Selain menuntut hukuman berat, Komnas PA Jatim juga meminta aparat penegak hukum untuk melakukan tes kejiwaan terhadap pelaku, guna mengetahui apakah ia memiliki kelainan seksual atau kecenderungan pedofilia. Pemeriksaan psikologis tersebut, menurut Jaka, penting untuk menentukan motif dan pola perilaku pelaku agar kasus serupa dapat dicegah di masa depan.
“Perlu ada pemeriksaan kejiwaan terhadap pelaku. Kami ingin tahu apakah ia memiliki gangguan mental atau merupakan pelaku predator anak yang sudah lama beroperasi. Ini penting agar penegak hukum bisa bertindak sesuai fakta psikologis,” tutur Jaka.
Kasus ini, kata dia, menunjukkan bahwa perlindungan terhadap anak di lingkungan pendidikan agama masih lemah. Banyak lembaga keagamaan di tingkat lokal belum memiliki mekanisme pengawasan yang efektif untuk mencegah kekerasan seksual. Komnas PA Jatim pun mengimbau agar seluruh lembaga pendidikan, termasuk pesantren dan madrasah, memperketat seleksi tenaga pengajar serta memperkuat edukasi perlindungan anak.
“Guru agama seharusnya menjadi teladan akhlak. Ketika seorang tokoh masyarakat yang mengajarkan nilai-nilai Islam justru melakukan kejahatan seksual, maka dampaknya sangat besar. Tidak hanya bagi korban, tapi juga bagi reputasi lembaga pendidikan agama itu sendiri,” ungkapnya dengan nada prihatin.
Komnas PA Jatim juga menyatakan siap memberikan pendampingan hukum dan psikologis bagi korban dan keluarganya agar mereka mendapatkan keadilan serta pemulihan psikososial yang layak. Jaka menambahkan bahwa pihaknya telah berkoordinasi dengan kepolisian daerah untuk memastikan proses hukum berjalan transparan dan tidak ada intervensi dari pihak mana pun.
“Korban dan keluarganya berhak mendapatkan pendampingan penuh. Kami akan kawal kasus ini sampai tuntas. Tidak boleh ada kompromi terhadap kejahatan seksual terhadap anak,” tegasnya.

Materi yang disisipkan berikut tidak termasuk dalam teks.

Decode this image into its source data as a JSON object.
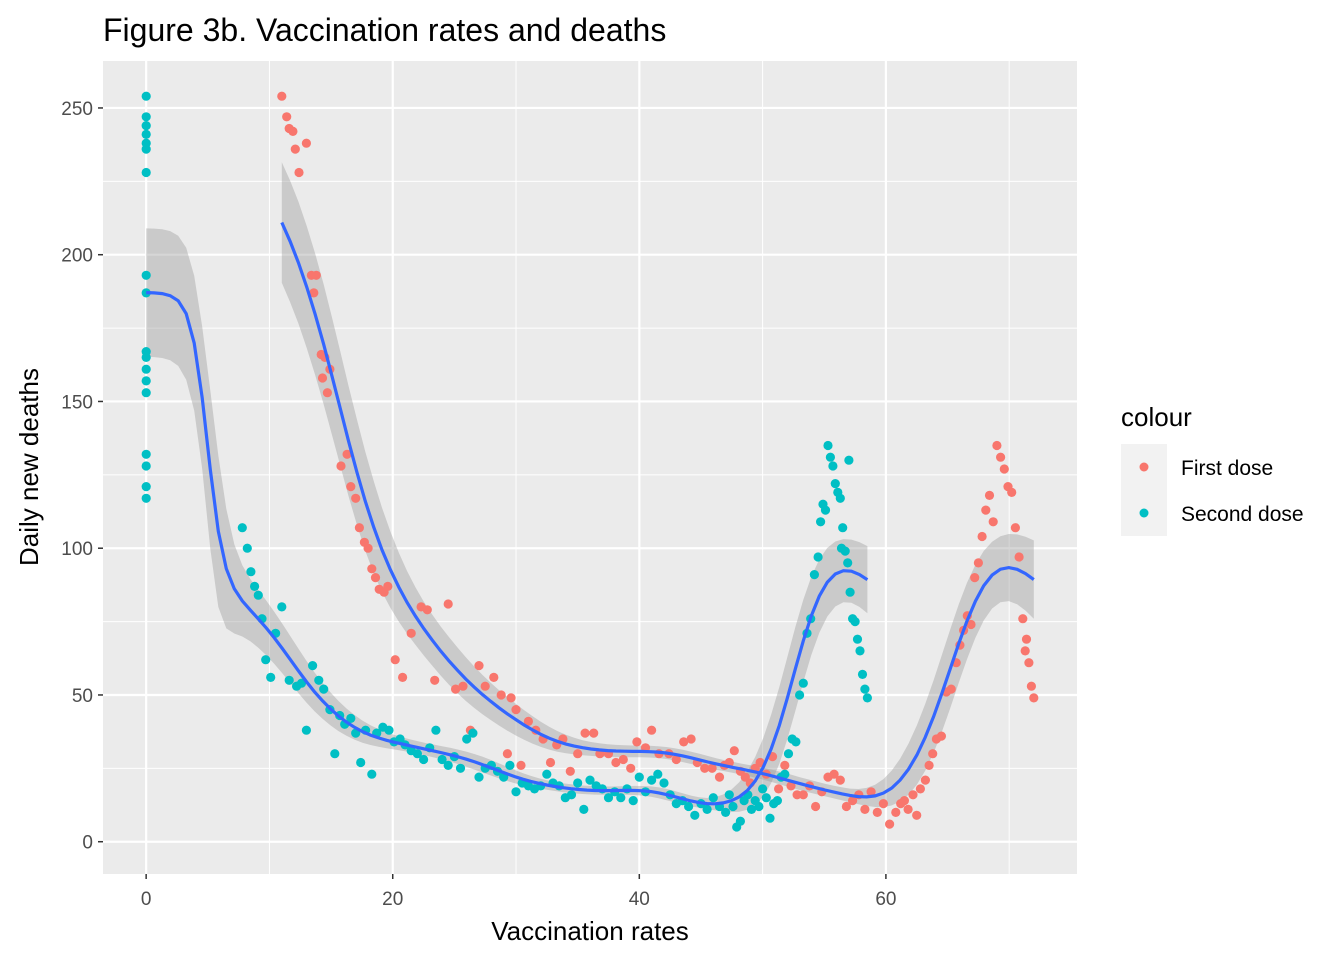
{
  "chart_data": {
    "type": "scatter",
    "title": "Figure 3b. Vaccination rates and deaths",
    "xlabel": "Vaccination rates",
    "ylabel": "Daily new deaths",
    "xlim": [
      -3.5,
      75.5
    ],
    "ylim": [
      -11,
      266
    ],
    "x_ticks": [
      0,
      20,
      40,
      60
    ],
    "y_ticks": [
      0,
      50,
      100,
      150,
      200,
      250
    ],
    "grid": true,
    "background": "#ebebeb",
    "legend": {
      "title": "colour",
      "placement": "right",
      "entries": [
        "First dose",
        "Second dose"
      ]
    },
    "series": [
      {
        "name": "First dose",
        "color": "#f8766d",
        "points": [
          [
            11.0,
            254
          ],
          [
            11.4,
            247
          ],
          [
            11.6,
            243
          ],
          [
            11.9,
            242
          ],
          [
            12.1,
            236
          ],
          [
            12.4,
            228
          ],
          [
            13.0,
            238
          ],
          [
            13.4,
            193
          ],
          [
            13.8,
            193
          ],
          [
            13.6,
            187
          ],
          [
            14.2,
            166
          ],
          [
            14.5,
            165
          ],
          [
            14.3,
            158
          ],
          [
            14.9,
            161
          ],
          [
            14.7,
            153
          ],
          [
            15.8,
            128
          ],
          [
            16.3,
            132
          ],
          [
            16.6,
            121
          ],
          [
            17.0,
            117
          ],
          [
            17.3,
            107
          ],
          [
            17.7,
            102
          ],
          [
            18.0,
            100
          ],
          [
            18.3,
            93
          ],
          [
            18.6,
            90
          ],
          [
            18.9,
            86
          ],
          [
            19.3,
            85
          ],
          [
            19.6,
            87
          ],
          [
            20.2,
            62
          ],
          [
            20.8,
            56
          ],
          [
            21.5,
            71
          ],
          [
            22.3,
            80
          ],
          [
            22.8,
            79
          ],
          [
            23.4,
            55
          ],
          [
            24.5,
            81
          ],
          [
            25.1,
            52
          ],
          [
            25.7,
            53
          ],
          [
            26.3,
            38
          ],
          [
            27.0,
            60
          ],
          [
            27.5,
            53
          ],
          [
            28.2,
            56
          ],
          [
            28.8,
            50
          ],
          [
            29.3,
            30
          ],
          [
            29.6,
            49
          ],
          [
            30.0,
            45
          ],
          [
            30.4,
            26
          ],
          [
            31.0,
            41
          ],
          [
            31.6,
            38
          ],
          [
            32.2,
            35
          ],
          [
            32.8,
            27
          ],
          [
            33.3,
            33
          ],
          [
            33.8,
            35
          ],
          [
            34.4,
            24
          ],
          [
            35.0,
            30
          ],
          [
            35.6,
            37
          ],
          [
            36.3,
            37
          ],
          [
            36.8,
            30
          ],
          [
            37.5,
            30
          ],
          [
            38.1,
            27
          ],
          [
            38.7,
            28
          ],
          [
            39.3,
            25
          ],
          [
            39.8,
            34
          ],
          [
            40.5,
            32
          ],
          [
            41.0,
            38
          ],
          [
            41.6,
            30
          ],
          [
            42.4,
            30
          ],
          [
            43.0,
            28
          ],
          [
            43.6,
            34
          ],
          [
            44.2,
            35
          ],
          [
            44.7,
            27
          ],
          [
            45.3,
            25
          ],
          [
            45.9,
            25
          ],
          [
            46.5,
            22
          ],
          [
            46.9,
            26
          ],
          [
            47.3,
            27
          ],
          [
            47.7,
            31
          ],
          [
            48.2,
            24
          ],
          [
            48.6,
            22
          ],
          [
            49.0,
            20
          ],
          [
            49.4,
            25
          ],
          [
            49.8,
            27
          ],
          [
            50.3,
            23
          ],
          [
            50.8,
            29
          ],
          [
            51.3,
            18
          ],
          [
            51.8,
            26
          ],
          [
            52.3,
            19
          ],
          [
            52.8,
            16
          ],
          [
            53.3,
            16
          ],
          [
            53.8,
            19
          ],
          [
            54.3,
            12
          ],
          [
            54.8,
            17
          ],
          [
            55.3,
            22
          ],
          [
            55.8,
            23
          ],
          [
            56.3,
            21
          ],
          [
            56.8,
            12
          ],
          [
            57.3,
            14
          ],
          [
            57.8,
            16
          ],
          [
            58.3,
            11
          ],
          [
            58.8,
            17
          ],
          [
            59.3,
            10
          ],
          [
            59.8,
            13
          ],
          [
            60.3,
            6
          ],
          [
            60.8,
            10
          ],
          [
            61.2,
            13
          ],
          [
            61.5,
            14
          ],
          [
            61.8,
            11
          ],
          [
            62.2,
            16
          ],
          [
            62.5,
            9
          ],
          [
            62.8,
            18
          ],
          [
            63.2,
            21
          ],
          [
            63.5,
            26
          ],
          [
            63.8,
            30
          ],
          [
            64.1,
            35
          ],
          [
            64.5,
            36
          ],
          [
            64.9,
            51
          ],
          [
            65.3,
            52
          ],
          [
            65.7,
            61
          ],
          [
            66.0,
            67
          ],
          [
            66.3,
            72
          ],
          [
            66.6,
            77
          ],
          [
            66.9,
            74
          ],
          [
            67.2,
            90
          ],
          [
            67.5,
            95
          ],
          [
            67.8,
            104
          ],
          [
            68.1,
            113
          ],
          [
            68.4,
            118
          ],
          [
            68.7,
            109
          ],
          [
            69.0,
            135
          ],
          [
            69.3,
            131
          ],
          [
            69.6,
            127
          ],
          [
            69.9,
            121
          ],
          [
            70.2,
            119
          ],
          [
            70.5,
            107
          ],
          [
            70.8,
            97
          ],
          [
            71.1,
            76
          ],
          [
            71.4,
            69
          ],
          [
            71.6,
            61
          ],
          [
            71.8,
            53
          ],
          [
            72.0,
            49
          ],
          [
            71.3,
            65
          ]
        ]
      },
      {
        "name": "Second dose",
        "color": "#00bfc4",
        "points": [
          [
            0,
            254
          ],
          [
            0,
            247
          ],
          [
            0,
            244
          ],
          [
            0,
            241
          ],
          [
            0,
            238
          ],
          [
            0,
            236
          ],
          [
            0,
            228
          ],
          [
            0,
            193
          ],
          [
            0,
            187
          ],
          [
            0,
            167
          ],
          [
            0,
            165
          ],
          [
            0,
            161
          ],
          [
            0,
            157
          ],
          [
            0,
            153
          ],
          [
            0,
            132
          ],
          [
            0,
            128
          ],
          [
            0,
            121
          ],
          [
            0,
            117
          ],
          [
            7.8,
            107
          ],
          [
            8.2,
            100
          ],
          [
            8.5,
            92
          ],
          [
            8.8,
            87
          ],
          [
            9.1,
            84
          ],
          [
            9.4,
            76
          ],
          [
            9.7,
            62
          ],
          [
            10.1,
            56
          ],
          [
            10.5,
            71
          ],
          [
            11.0,
            80
          ],
          [
            11.6,
            55
          ],
          [
            12.2,
            53
          ],
          [
            12.6,
            54
          ],
          [
            13.0,
            38
          ],
          [
            13.5,
            60
          ],
          [
            14.0,
            55
          ],
          [
            14.4,
            52
          ],
          [
            14.9,
            45
          ],
          [
            15.3,
            30
          ],
          [
            15.7,
            43
          ],
          [
            16.1,
            40
          ],
          [
            16.6,
            42
          ],
          [
            17.0,
            37
          ],
          [
            17.4,
            27
          ],
          [
            17.8,
            38
          ],
          [
            18.3,
            23
          ],
          [
            18.7,
            37
          ],
          [
            19.2,
            39
          ],
          [
            19.7,
            38
          ],
          [
            20.1,
            34
          ],
          [
            20.6,
            35
          ],
          [
            21.0,
            33
          ],
          [
            21.5,
            31
          ],
          [
            22.0,
            30
          ],
          [
            22.5,
            28
          ],
          [
            23.0,
            32
          ],
          [
            23.5,
            38
          ],
          [
            24.0,
            28
          ],
          [
            24.5,
            26
          ],
          [
            25.0,
            29
          ],
          [
            25.5,
            25
          ],
          [
            26.0,
            35
          ],
          [
            26.5,
            37
          ],
          [
            27.0,
            22
          ],
          [
            27.5,
            25
          ],
          [
            28.0,
            26
          ],
          [
            28.5,
            24
          ],
          [
            29.0,
            22
          ],
          [
            29.5,
            26
          ],
          [
            30.0,
            17
          ],
          [
            30.5,
            20
          ],
          [
            31.0,
            19
          ],
          [
            31.5,
            18
          ],
          [
            32.0,
            19
          ],
          [
            32.5,
            23
          ],
          [
            33.0,
            20
          ],
          [
            33.5,
            19
          ],
          [
            34.0,
            15
          ],
          [
            34.5,
            16
          ],
          [
            35.0,
            20
          ],
          [
            35.5,
            11
          ],
          [
            36.0,
            21
          ],
          [
            36.5,
            19
          ],
          [
            37.0,
            18
          ],
          [
            37.5,
            15
          ],
          [
            38.0,
            17
          ],
          [
            38.5,
            15
          ],
          [
            39.0,
            18
          ],
          [
            39.5,
            14
          ],
          [
            40.0,
            22
          ],
          [
            40.5,
            17
          ],
          [
            41.0,
            21
          ],
          [
            41.5,
            23
          ],
          [
            42.0,
            20
          ],
          [
            42.5,
            16
          ],
          [
            43.0,
            13
          ],
          [
            43.5,
            14
          ],
          [
            44.0,
            12
          ],
          [
            44.5,
            9
          ],
          [
            45.0,
            13
          ],
          [
            45.5,
            11
          ],
          [
            46.0,
            15
          ],
          [
            46.5,
            12
          ],
          [
            47.0,
            10
          ],
          [
            47.3,
            16
          ],
          [
            47.6,
            12
          ],
          [
            47.9,
            5
          ],
          [
            48.2,
            7
          ],
          [
            48.5,
            14
          ],
          [
            48.8,
            16
          ],
          [
            49.1,
            11
          ],
          [
            49.4,
            14
          ],
          [
            49.7,
            12
          ],
          [
            50.0,
            18
          ],
          [
            50.3,
            15
          ],
          [
            50.6,
            8
          ],
          [
            50.9,
            13
          ],
          [
            51.2,
            14
          ],
          [
            51.5,
            22
          ],
          [
            51.8,
            23
          ],
          [
            52.1,
            30
          ],
          [
            52.4,
            35
          ],
          [
            52.7,
            34
          ],
          [
            53.0,
            50
          ],
          [
            53.3,
            54
          ],
          [
            53.6,
            71
          ],
          [
            53.9,
            76
          ],
          [
            54.2,
            91
          ],
          [
            54.5,
            97
          ],
          [
            54.7,
            109
          ],
          [
            54.9,
            115
          ],
          [
            55.1,
            113
          ],
          [
            55.3,
            135
          ],
          [
            55.5,
            131
          ],
          [
            55.7,
            128
          ],
          [
            55.9,
            122
          ],
          [
            56.1,
            119
          ],
          [
            56.3,
            117
          ],
          [
            56.5,
            107
          ],
          [
            56.7,
            99
          ],
          [
            56.9,
            95
          ],
          [
            57.1,
            85
          ],
          [
            57.3,
            76
          ],
          [
            57.5,
            75
          ],
          [
            57.7,
            69
          ],
          [
            57.9,
            65
          ],
          [
            58.1,
            57
          ],
          [
            58.3,
            52
          ],
          [
            58.5,
            49
          ],
          [
            57.0,
            130
          ],
          [
            56.4,
            100
          ]
        ]
      }
    ]
  }
}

Kasus pencabulan oleh guru ngaji di Jombang ini kini menjadi perhatian luas masyarakat. Banyak pihak menilai, pengawasan terhadap guru atau tokoh agama di tingkat lokal harus diperketat, terutama bagi mereka yang berinteraksi langsung dengan anak-anak. Pemerintah daerah dan lembaga keagamaan diminta untuk segera membentuk mekanisme perlindungan anak di setiap lingkungan pendidikan.
Dengan desakan kuat dari Komnas PA Jawa Timur, publik berharap aparat hukum bertindak tegas dan transparan agar kasus ini dapat menjadi pelajaran bagi semua pihak. Penegakan hukum yang adil dan tanpa pandang bulu menjadi harapan bersama demi menjaga kehormatan pendidikan agama di Jombang dan di seluruh Indonesia.
“Perbuatan pelaku sangat memalukan dan merusak nama baik guru ngaji di mata masyarakat. Kami ingin memastikan pelaku mendapat hukuman setimpal, bukan hanya untuk membalas perbuatannya, tetapi juga untuk melindungi anak-anak lain agar tidak menjadi korban berikutnya,” pungkas Jaka Prima.